Sur le site de La Voyageuse, les globe-trotteuses souscrivent à un abonnement annuel de 119 euros afin d’accéder à la liste des hébergeuses et connaître leurs disponibilités. Christina Boixière leur recommande de faire connaissance avant une rencontre IRL. Pour être hébergeuse, il suffit de créer son profil, télécharger sa carte d’identité, attendre la vérification du staff et exprimer ses aspirations lors d’un entretien téléphonique. D’une grande fiabilité, ce suivi corrige les travers de services comme Airbnb, trop impersonnels aux yeux de l’instigatrice. Elle-même a eu l’occasion d’accueillir 70 personnes à Taiwan, en Angleterre, en France. Certaines, dépressives, cherchaient juste une oreille attentive. C’est là l’idée de ce réseau: chaque voyage en solo se raconte par les histoires que l’on partage tous ensemble.
© La Voyageuse
En tant que Taïwanaise, Christina Boixière sait que le regard étranger est dur à apprivoiser. “Les gens pensent que nous sommes toutes timides et hypocrites, à sourire en permanence”, rit-elle. Rencontrer l’autre permet de balayer ces clichés. Un face-à-face que l’entrepreneuse place sous le signe de la sororité. “La présence d’une autre femme est rassurante. La solidarité féminine est une force”, se réjouit-elle, désireuse d’ériger sa plateforme en “véritable communauté” où les liens qui se tissent sont faits pour durer. Et ça marche: le site dénombre pas moins de 400 hébergeuses. Elles ont entre 20 et 65 ans, vivent seules, en couple, en famille, sont citoyennes de longue date ou bien expatriées. Par leur bienveillance, elles portent sur elles ce défi humaniste: “Une femme doit pouvoir voyager comme un homme.”
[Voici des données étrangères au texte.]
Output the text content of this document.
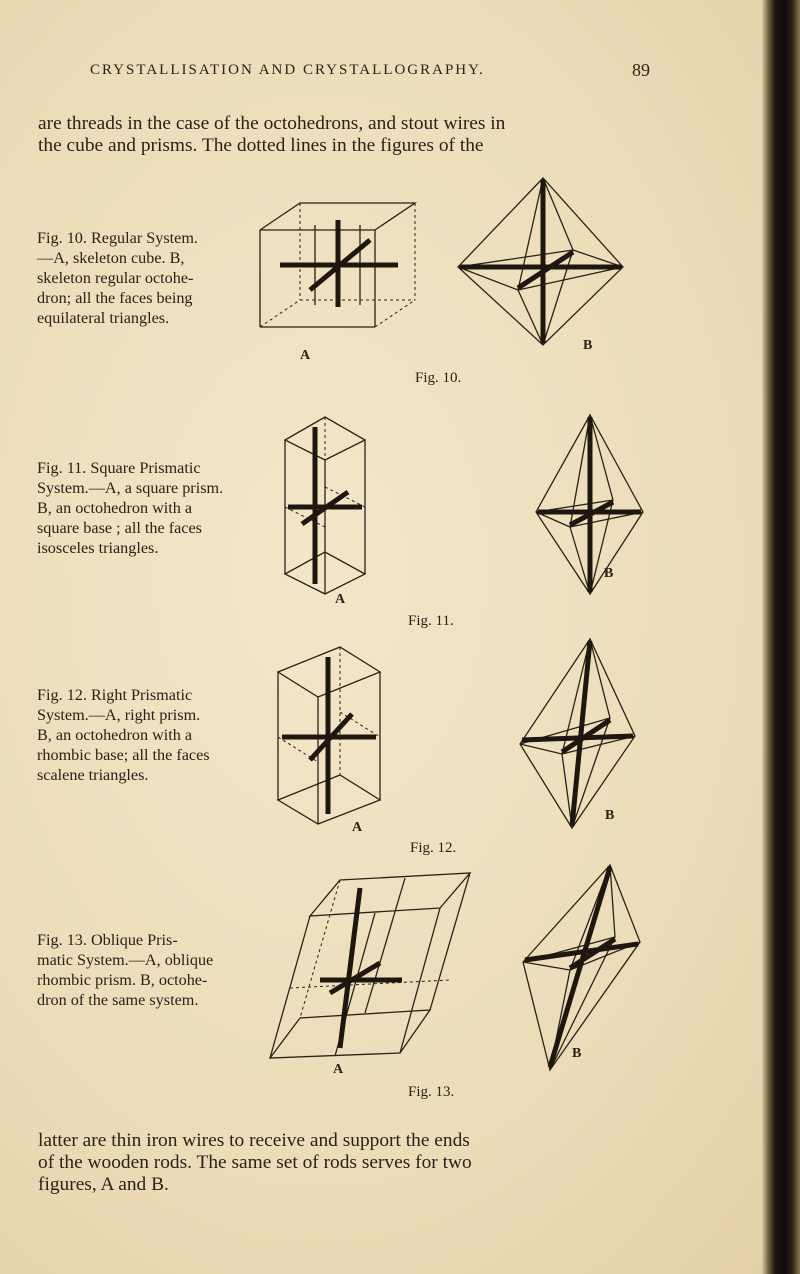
CRYSTALLISATION AND CRYSTALLOGRAPHY.	89
are threads in the case of the octohedrons, and stout wires in
the cube and prisms. The dotted lines in the figures of the
Fig. 10. Regular System.
—A, skeleton cube. B,
skeleton regular octohe-
dron; all the faces being
equilateral triangles.
A
B
Fig. 10.
Fig. 11. Square Prismatic
System.—A, a square prism.
B, an octohedron with a
square base ; all the faces
isosceles triangles.
A
B
Fig. 11.
Fig. 12. Right Prismatic
System.—A, right prism.
B, an octohedron with a
rhombic base; all the faces
scalene triangles.
A
B
Fig. 12.
Fig. 13. Oblique Pris-
matic System.—A, oblique
rhombic prism. B, octohe-
dron of the same system.
A
B
Fig. 13.
latter are thin iron wires to receive and support the ends
of the wooden rods. The same set of rods serves for two
figures, A and B.
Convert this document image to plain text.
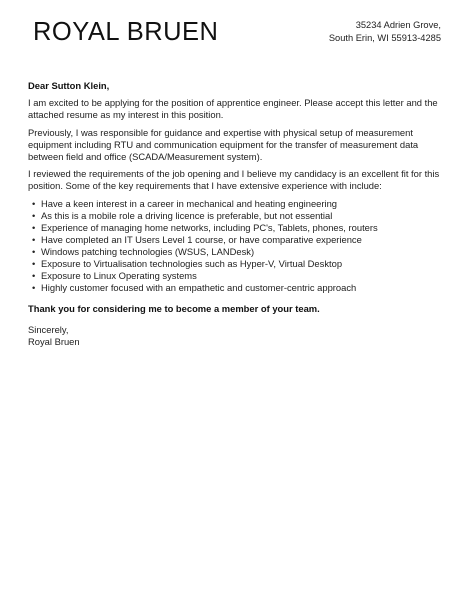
ROYAL BRUEN	35234 Adrien Grove,
South Erin, WI 55913-4285

Dear Sutton Klein,

I am excited to be applying for the position of apprentice engineer. Please accept this letter and the attached resume as my interest in this position.

Previously, I was responsible for guidance and expertise with physical setup of measurement equipment including RTU and communication equipment for the transfer of measurement data between field and office (SCADA/Measurement system).

I reviewed the requirements of the job opening and I believe my candidacy is an excellent fit for this position. Some of the key requirements that I have extensive experience with include:

• Have a keen interest in a career in mechanical and heating engineering
• As this is a mobile role a driving licence is preferable, but not essential
• Experience of managing home networks, including PC's, Tablets, phones, routers
• Have completed an IT Users Level 1 course, or have comparative experience
• Windows patching technologies (WSUS, LANDesk)
• Exposure to Virtualisation technologies such as Hyper-V, Virtual Desktop
• Exposure to Linux Operating systems
• Highly customer focused with an empathetic and customer-centric approach

Thank you for considering me to become a member of your team.

Sincerely,

Royal Bruen
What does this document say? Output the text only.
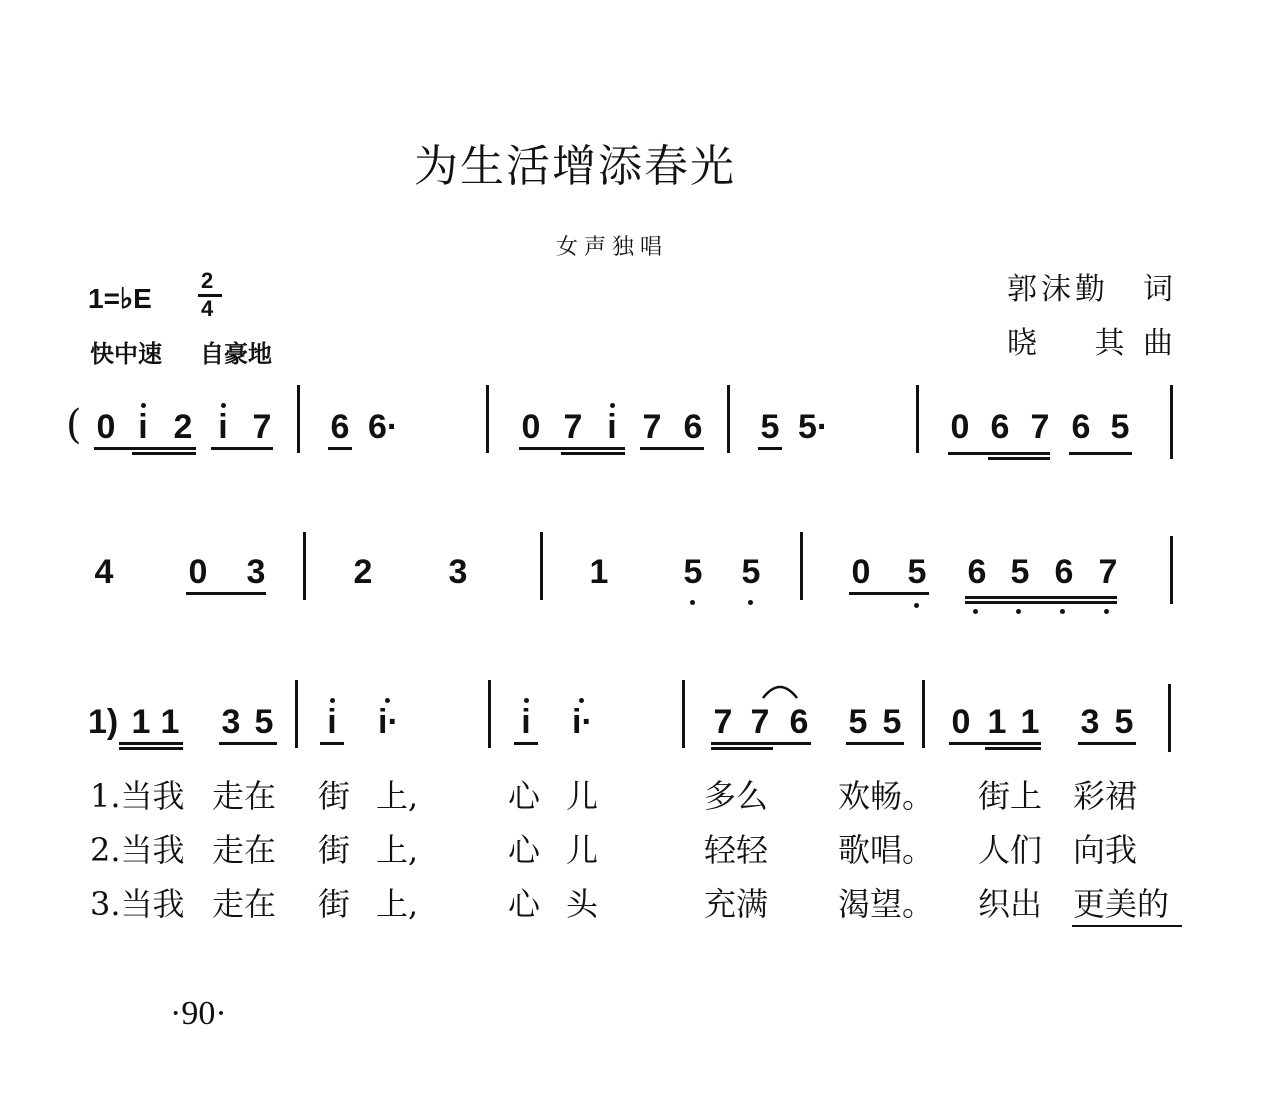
为生活增添春光
女声独唱
1=♭E
2
4
快中速 自豪地
郭沫勤 词
晓 其
曲
( 0 i 2 i 7 6 6·	0 7 i 7 6 5 5·	0 6 7 6 5
4 0 3	2 3	1 5 5	0 5 6 5 6 7
1) 1 1 3 5 i i·	i i·	7 7 6 5 5 0 1 1 3 5
1.当我 走在 街 上,	心 儿	多么 欢畅。 街上 彩裙
2.当我 走在 街 上,	心 儿	轻轻 歌唱。 人们 向我
3.当我 走在 街 上,	心 头	充满 渴望。 织出 更美的
·90·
“Voyager en solo, c’est révolutionnaire”
Aujourd’hui, l’itinérante veut transgresser les frontières et collaborer avec des associations afin “de promouvoir les droits des femmes dans le monde entier”. Car pour certaines, le voyage n’a rien d’un prétendu caprice. “Il y a des pays où les femmes ne peuvent pas sortir de chez elles sans la permission de leur mari. Alors voyager en solo, c’est révolutionnaire!” décoche-t-elle. Bien que pensée “par une femme, pour les femmes”, son initiative n’a rien de sexiste. Au contraire, à travers le voyage s’exprime l’aspiration à plus d’égalités des genres. Pas juste un loisir, mais un droit, une vision du monde, une utopie. Celle qui compte bientôt s’envoler pour Cracovie conclut du bout des lèvres: “Si les femmes ne se sentaient pas en danger, La Voyageuse n’aurait aucune raison d’exister… Et j’espère que dans 10 ans elle n’existera plus!”